Realtors lobby for relief under RERA, GST to Keep Housing Affordable

Three major reforms — demonetisation, Real Estate Regulation and Development Act (RERA) and Goods and Services Tax — introduced in a short span, seem to have taken the wind out of the sails of real estate sector in Telangana.

While demonetisation derailed the momentum of the real estate for sometime that saw its resurgence after the formation of Telangana State, uncertainty over the notification of rules under the RERA and high GST rates have put a huge strain on the real estate sector, say sources.

The Confederation of Real Estate Developers’ Association of India (CREDAI) feels if the State government does not intervene soon, the situation may result in delay in the launch of new projects and cost escalation of the ongoing projects. The final burden will have to be passed on to the end consumers, they feel.

Retrospective clause

The retrospective clause under the RERA will increase the apartment price at least by 15 to 20% for buyers than what they had agreed to pay. A rough estimate puts the number of apartments under construction at 40,000 to 50,000 in Hyderabad and elsewhere in the State, CREDAI representatives said.

The RERA, 2016, passed by the Centre that came into effect from May, 2017, is welcomed by corporate players and consumers alike as it enables the latter to enforce their rights and seek redressal of grievances from the designated authority and bring transparency into the operations of the sector, besides streamlining it.

But what worries the sector now is the delay by the Telangana government in notifying the rules under the RERA.

“We welcome the RERA, but wish the government is practical in implementing the Act and notifying the rules soon,” say CREDAI sources. So far, 16 States have notified the rules under the RERA, including A.P. and Karnataka. Andhra Pradesh exempted the ongoing projects from RERA rules and Karnataka, like many other States, gave exemption to the ongoing projects with 60% of work done.

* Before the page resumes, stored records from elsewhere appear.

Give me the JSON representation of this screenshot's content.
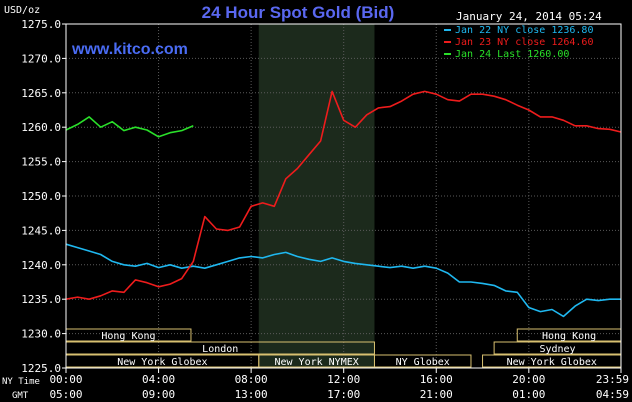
{
  "chart_data": {
    "type": "line",
    "title": "24 Hour Spot Gold (Bid)",
    "ylabel": "USD/oz",
    "watermark": "www.kitco.com",
    "datetime": "January 24, 2014 05:24",
    "ylim": [
      1225.0,
      1275.0
    ],
    "yticks": [
      "1275.0",
      "1270.0",
      "1265.0",
      "1260.0",
      "1255.0",
      "1250.0",
      "1245.0",
      "1240.0",
      "1235.0",
      "1230.0",
      "1225.0"
    ],
    "x_hours": [
      0,
      23.983
    ],
    "xlabel_ny": "NY Time",
    "xlabel_gmt": "GMT",
    "xticks_ny": [
      "00:00",
      "04:00",
      "08:00",
      "12:00",
      "16:00",
      "20:00",
      "23:59"
    ],
    "xticks_gmt": [
      "05:00",
      "09:00",
      "13:00",
      "17:00",
      "21:00",
      "01:00",
      "04:59"
    ],
    "shaded_region_hours": [
      8.33,
      13.33
    ],
    "grid": true,
    "legend_position": "top-right",
    "series": [
      {
        "name": "Jan 22 NY close 1236.80",
        "color": "#1fb8f0",
        "points": [
          [
            0,
            1243
          ],
          [
            0.5,
            1242.5
          ],
          [
            1,
            1242
          ],
          [
            1.5,
            1241.5
          ],
          [
            2,
            1240.5
          ],
          [
            2.5,
            1240
          ],
          [
            3,
            1239.8
          ],
          [
            3.5,
            1240.2
          ],
          [
            4,
            1239.6
          ],
          [
            4.5,
            1240
          ],
          [
            5,
            1239.5
          ],
          [
            5.5,
            1239.8
          ],
          [
            6,
            1239.5
          ],
          [
            6.5,
            1240
          ],
          [
            7,
            1240.5
          ],
          [
            7.5,
            1241
          ],
          [
            8,
            1241.2
          ],
          [
            8.5,
            1241
          ],
          [
            9,
            1241.5
          ],
          [
            9.5,
            1241.8
          ],
          [
            10,
            1241.2
          ],
          [
            10.5,
            1240.8
          ],
          [
            11,
            1240.5
          ],
          [
            11.5,
            1241
          ],
          [
            12,
            1240.5
          ],
          [
            12.5,
            1240.2
          ],
          [
            13,
            1240
          ],
          [
            13.5,
            1239.8
          ],
          [
            14,
            1239.6
          ],
          [
            14.5,
            1239.8
          ],
          [
            15,
            1239.5
          ],
          [
            15.5,
            1239.8
          ],
          [
            16,
            1239.5
          ],
          [
            16.5,
            1238.8
          ],
          [
            17,
            1237.5
          ],
          [
            17.5,
            1237.5
          ],
          [
            18,
            1237.3
          ],
          [
            18.5,
            1237
          ],
          [
            19,
            1236.2
          ],
          [
            19.5,
            1236
          ],
          [
            20,
            1233.8
          ],
          [
            20.5,
            1233.2
          ],
          [
            21,
            1233.5
          ],
          [
            21.5,
            1232.5
          ],
          [
            22,
            1234
          ],
          [
            22.5,
            1235
          ],
          [
            23,
            1234.8
          ],
          [
            23.5,
            1235
          ],
          [
            23.98,
            1235
          ]
        ]
      },
      {
        "name": "Jan 23 NY close 1264.60",
        "color": "#ee1c1c",
        "points": [
          [
            0,
            1235
          ],
          [
            0.5,
            1235.3
          ],
          [
            1,
            1235
          ],
          [
            1.5,
            1235.5
          ],
          [
            2,
            1236.2
          ],
          [
            2.5,
            1236
          ],
          [
            3,
            1237.8
          ],
          [
            3.5,
            1237.4
          ],
          [
            4,
            1236.8
          ],
          [
            4.5,
            1237.2
          ],
          [
            5,
            1238
          ],
          [
            5.5,
            1240.5
          ],
          [
            6,
            1247
          ],
          [
            6.5,
            1245.2
          ],
          [
            7,
            1245
          ],
          [
            7.5,
            1245.5
          ],
          [
            8,
            1248.5
          ],
          [
            8.5,
            1249
          ],
          [
            9,
            1248.5
          ],
          [
            9.5,
            1252.5
          ],
          [
            10,
            1254
          ],
          [
            10.5,
            1256
          ],
          [
            11,
            1258
          ],
          [
            11.5,
            1265.2
          ],
          [
            12,
            1261
          ],
          [
            12.5,
            1260
          ],
          [
            13,
            1261.8
          ],
          [
            13.5,
            1262.8
          ],
          [
            14,
            1263
          ],
          [
            14.5,
            1263.8
          ],
          [
            15,
            1264.8
          ],
          [
            15.5,
            1265.2
          ],
          [
            16,
            1264.8
          ],
          [
            16.5,
            1264
          ],
          [
            17,
            1263.8
          ],
          [
            17.5,
            1264.8
          ],
          [
            18,
            1264.8
          ],
          [
            18.5,
            1264.5
          ],
          [
            19,
            1264
          ],
          [
            19.5,
            1263.2
          ],
          [
            20,
            1262.5
          ],
          [
            20.5,
            1261.5
          ],
          [
            21,
            1261.5
          ],
          [
            21.5,
            1261
          ],
          [
            22,
            1260.2
          ],
          [
            22.5,
            1260.2
          ],
          [
            23,
            1259.8
          ],
          [
            23.5,
            1259.7
          ],
          [
            23.98,
            1259.3
          ]
        ]
      },
      {
        "name": "Jan 24 Last 1260.00",
        "color": "#2ae02a",
        "points": [
          [
            0,
            1259.6
          ],
          [
            0.5,
            1260.4
          ],
          [
            1,
            1261.5
          ],
          [
            1.5,
            1260
          ],
          [
            2,
            1260.8
          ],
          [
            2.5,
            1259.5
          ],
          [
            3,
            1260
          ],
          [
            3.5,
            1259.6
          ],
          [
            4,
            1258.6
          ],
          [
            4.5,
            1259.2
          ],
          [
            5,
            1259.5
          ],
          [
            5.5,
            1260.2
          ]
        ]
      }
    ],
    "sessions": [
      {
        "label": "Hong Kong",
        "start": 0,
        "end": 5.4,
        "row": 0
      },
      {
        "label": "Hong Kong",
        "start": 19.5,
        "end": 23.98,
        "row": 0
      },
      {
        "label": "London",
        "start": 0,
        "end": 13.33,
        "row": 1
      },
      {
        "label": "Sydney",
        "start": 18.5,
        "end": 23.98,
        "row": 1
      },
      {
        "label": "New York Globex",
        "start": 0,
        "end": 8.33,
        "row": 2
      },
      {
        "label": "New York NYMEX",
        "start": 8.33,
        "end": 13.33,
        "row": 2
      },
      {
        "label": "NY Globex",
        "start": 13.33,
        "end": 17.5,
        "row": 2
      },
      {
        "label": "New York Globex",
        "start": 18,
        "end": 23.98,
        "row": 2
      }
    ]
  }
}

About the GST, the Association represented that contrary to ‘one nation– one tax’, it would lead to double taxation on real estate. The GST does not subsume NALA (Non-agricultural land assessment tax), vacant land tax, change of land use tax, city-level impact fee, approval fee and charges, etc., adding to the cascading effect. Thus the government could help by reducing the GST rate on real estate.

They said either registration charges may be subsumed under the GST or relief on land value or instead of 12%, the rate may be reduced to 5% since there is no refund of the overflow of credit.

A majority of goods for construction like cement are under 28% tax slab. The input tax credit for the ongoing projects, reduction of rate for pre-cast building products from 28% to 18% and GST exemption for economically weaker and lower income group housing are what the real estate sector is banking on.